Following the family back and forth, Andy himself started more schools than he can remember. “I think I fell into music just because it was a consistent thing in my life.” he says. “You’re hopping around the world all the time. You’re greeted with different reactions wherever you go, kids don’t understand at that age. I got called a lot of names, but that probably helps you, it drives you. I do feel English,” he smiles. “I swear like an Englishman, I love tea.”

Platts won a place at Liverpool’s LIPA institute and was soon turning heads in a band that also featured Steffan Halperins, now the drummer with Klaxons. He then played on Corinne Bailey Rae’s hugely successful debut album and, in 2006, landed his own publishing deal with Zomba Music. That led to collaborations with an extraordinary songwriting A-list, including Rod ‘Thriller’ Temperton, John Oates, Jed Leiber (son of hitmaking legend Jerry) and former Gil Scott-Heron collaborator Brian Jackson. “I was incredibly privileged to work with all of them, that they’d say yes, let’s give it a shot, why not?”
His Mamas Gun bandmates are just as widely travelled. Bassist ‘Professor’ Rex Horan, another focal point of their feisty stage show, was born in the Western Australian desert, equally adept on violin and piano and in classical music. He’s an adopted Londoner for the last dozen years. Keyboard player Dave ‘Eighties’ Burnell Oliver’s musical education, originally in Hertfordshire, embraced everything from barbershop singing to French horn and now includes jazz, soul and Cuban playing. Guitarist Terry ‘Spiller’ Lewis studied music in Essex, got his diploma and taught guitar, going on to tour with Jools Holland as part of brother Christopher Holland’s band. ‘Union’ Jack Pollitt has been everywhere to play drums, notably on ‘Green Light’ for Beyoncé’s ‘B-Day’ album, with producer Pharrell Williams. That’s five men with a world of experience.
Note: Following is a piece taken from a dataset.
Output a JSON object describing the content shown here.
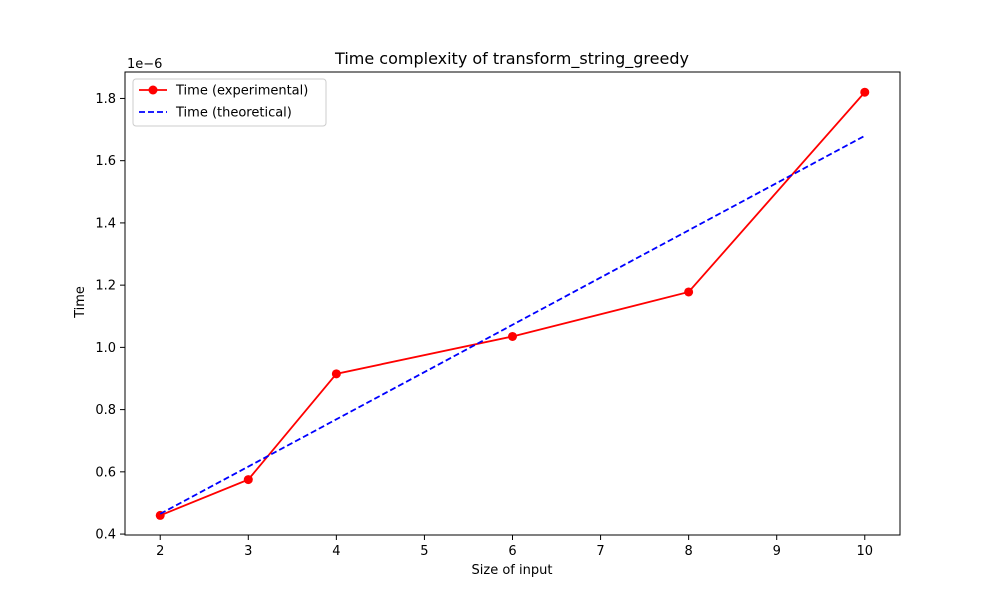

If ‘Routes To Riches’ is chiefly made up of Platts’ own songs, he’s very open to future co-writes. In fact, his 360-degree creative vision also embraces many of the band’s visual elements, in design and animation. “I like to get stuck in with generating awareness of the band,” he says. “It’s amazing what you can do with a small team of people, if they have a common goal in mind and you’ve got the hunger and drive to do it.”

Mamas Gun have that by the bucketload, and ‘Routes To Riches’ is all the proof you need.